Когда раньше я от кого-либо слышала утверждение, что мир — это определенным образом настроенная и отлаженная система, я смеялась и откровенно стебала оратора сего монолога от того, что все эти разговоры мне казались не более чем поносом, слитым в мозги мнимым и незрелым личностям, озабоченным лишь поиском смысла жизни и света в пятой чакре левой пятки. В общем, бред сивой кобылы. Но жизнь порой замысловато тасует карты настолько, что сегодня я, стоя на балконе, вглядываясь в линию горизонта и темень ночного неба, выкуривая уже вторую подряд сигарету, думаю о том, что жизнь далеко не система. Это сумма систем самых разнообразных с индивидуальным набором правил, законов и принципов, порой переплетенных между собой диким и изощренным образом. И даже ситуация Юльки, которая ушла от меня сорок минут назад, пример одной из таких хитроустроенных систем. Парадокс, но люди реально слепы, когда дело касается их собственной жизни.

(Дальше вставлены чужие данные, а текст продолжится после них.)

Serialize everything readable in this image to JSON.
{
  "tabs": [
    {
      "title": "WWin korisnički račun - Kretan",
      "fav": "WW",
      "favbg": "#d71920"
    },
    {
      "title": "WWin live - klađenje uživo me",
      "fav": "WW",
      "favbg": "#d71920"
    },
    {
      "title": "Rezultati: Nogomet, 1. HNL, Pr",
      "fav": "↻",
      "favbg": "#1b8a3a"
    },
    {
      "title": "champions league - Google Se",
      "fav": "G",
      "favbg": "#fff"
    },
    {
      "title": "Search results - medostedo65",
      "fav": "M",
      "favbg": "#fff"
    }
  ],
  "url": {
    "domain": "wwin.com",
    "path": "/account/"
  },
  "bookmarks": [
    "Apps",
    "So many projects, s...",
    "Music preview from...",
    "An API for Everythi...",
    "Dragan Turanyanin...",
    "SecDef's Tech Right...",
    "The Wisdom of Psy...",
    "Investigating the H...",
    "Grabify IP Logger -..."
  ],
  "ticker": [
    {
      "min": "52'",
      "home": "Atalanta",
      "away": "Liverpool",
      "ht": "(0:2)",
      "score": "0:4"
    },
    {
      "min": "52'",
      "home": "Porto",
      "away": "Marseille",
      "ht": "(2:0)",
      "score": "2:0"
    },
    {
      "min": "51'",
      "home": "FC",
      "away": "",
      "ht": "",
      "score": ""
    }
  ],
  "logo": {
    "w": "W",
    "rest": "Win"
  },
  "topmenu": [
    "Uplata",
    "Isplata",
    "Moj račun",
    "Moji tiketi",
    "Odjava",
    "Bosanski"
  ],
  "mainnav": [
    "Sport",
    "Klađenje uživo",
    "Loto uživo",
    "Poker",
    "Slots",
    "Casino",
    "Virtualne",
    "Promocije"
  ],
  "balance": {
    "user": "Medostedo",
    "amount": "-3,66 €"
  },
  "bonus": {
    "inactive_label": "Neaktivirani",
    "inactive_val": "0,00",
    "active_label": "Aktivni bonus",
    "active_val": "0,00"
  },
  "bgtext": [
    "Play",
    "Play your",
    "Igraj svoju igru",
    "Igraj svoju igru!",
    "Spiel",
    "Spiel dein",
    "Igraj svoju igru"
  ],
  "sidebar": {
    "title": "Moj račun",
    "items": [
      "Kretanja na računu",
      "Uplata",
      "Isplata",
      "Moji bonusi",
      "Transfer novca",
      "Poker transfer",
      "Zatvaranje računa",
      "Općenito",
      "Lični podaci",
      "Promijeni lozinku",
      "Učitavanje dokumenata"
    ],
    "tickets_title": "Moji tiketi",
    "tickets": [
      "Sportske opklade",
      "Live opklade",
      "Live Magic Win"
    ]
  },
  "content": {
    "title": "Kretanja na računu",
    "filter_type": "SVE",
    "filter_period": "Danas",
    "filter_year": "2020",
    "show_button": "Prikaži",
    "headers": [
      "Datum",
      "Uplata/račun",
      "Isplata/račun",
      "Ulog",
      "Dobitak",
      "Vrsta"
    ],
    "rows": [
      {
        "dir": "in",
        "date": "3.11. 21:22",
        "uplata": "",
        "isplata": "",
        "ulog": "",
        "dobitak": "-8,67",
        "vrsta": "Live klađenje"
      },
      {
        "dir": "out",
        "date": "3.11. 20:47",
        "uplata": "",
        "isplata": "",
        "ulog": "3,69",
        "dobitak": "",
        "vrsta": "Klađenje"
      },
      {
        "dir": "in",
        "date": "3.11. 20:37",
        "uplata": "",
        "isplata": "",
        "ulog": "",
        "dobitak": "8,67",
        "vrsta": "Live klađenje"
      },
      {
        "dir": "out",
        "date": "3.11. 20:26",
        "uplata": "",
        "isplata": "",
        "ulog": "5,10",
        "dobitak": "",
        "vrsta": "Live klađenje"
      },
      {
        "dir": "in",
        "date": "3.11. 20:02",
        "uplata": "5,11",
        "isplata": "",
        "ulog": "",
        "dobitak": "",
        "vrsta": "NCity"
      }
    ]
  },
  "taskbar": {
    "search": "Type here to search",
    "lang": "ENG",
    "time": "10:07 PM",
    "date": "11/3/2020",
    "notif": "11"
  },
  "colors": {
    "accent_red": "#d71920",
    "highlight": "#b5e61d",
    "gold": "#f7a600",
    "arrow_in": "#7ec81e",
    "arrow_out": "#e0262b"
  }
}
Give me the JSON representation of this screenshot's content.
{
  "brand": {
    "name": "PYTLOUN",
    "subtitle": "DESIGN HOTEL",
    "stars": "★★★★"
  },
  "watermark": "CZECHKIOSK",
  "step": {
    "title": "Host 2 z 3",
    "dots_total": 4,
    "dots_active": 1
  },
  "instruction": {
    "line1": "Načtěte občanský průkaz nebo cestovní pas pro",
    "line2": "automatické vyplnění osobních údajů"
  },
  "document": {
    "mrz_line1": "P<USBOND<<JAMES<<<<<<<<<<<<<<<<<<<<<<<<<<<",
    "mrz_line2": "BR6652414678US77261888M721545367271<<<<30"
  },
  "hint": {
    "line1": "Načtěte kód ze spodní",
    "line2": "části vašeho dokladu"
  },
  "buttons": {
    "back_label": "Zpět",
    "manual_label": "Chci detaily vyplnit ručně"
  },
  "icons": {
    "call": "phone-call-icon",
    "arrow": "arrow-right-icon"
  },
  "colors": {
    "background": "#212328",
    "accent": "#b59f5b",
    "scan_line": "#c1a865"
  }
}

Юльке изменил муж, и она приходила плакаться. Нет, она не просила помощи с жильем на время развода или посидеть с ее ребенком, пока она будет заниматься бумажной волокитой. Нет. Она просто приходила поныть, тупо по-бабски поныть и не более. И ни о каком разводе речь даже не шла, а стоило мне ненароком об этом меж делом заикнуться, меня тут же чуть анафеме не предали и на костре не сожгли. "У меня сын", — это, видимо, должно было полностью оправдать ее жертвизм и неспособность взять ответственность за свою жизнь. Самое парадоксальное было в том, что Юлька не видела системы совершенно. Ее даже не напрягали собственные рассказы о том, что ее дед изменял бабке, а та жила с ним дальше, рожала ему детей, вытаскивала хлюпенького мужичонку из чужих постелей, тащила пьяненького на себе через всю деревню и терпела. И что Юлькиной матери отец изменял, только при этом еще бухал; а когда прибухнет порой, поколотить ее пытался, пока сковородой или кочергой не выхватит по своей хребтине. Ее старшей сестре муж изменяет, и это тоже ни для кого не является секретом. При всем при этом Юлька отчего-то свято верила, что ей-то ее благоверный будет верен. До сего дня, видимо. И самое печальное в этом не только мрачнеющая динамика от женщины к женщине в их семье, а то, что через пару лет сама Юлька родит своему безрогому козлу дочь, и этой дочери лет через “…дцать" муж тоже будет изменять. Ибо программа заложена, а урок до сих пор не усвоен. Печально, что она не видит этого, и что с каждой ступенью подобные программы только усугубляются и искажаются, нанося непоправимый урон.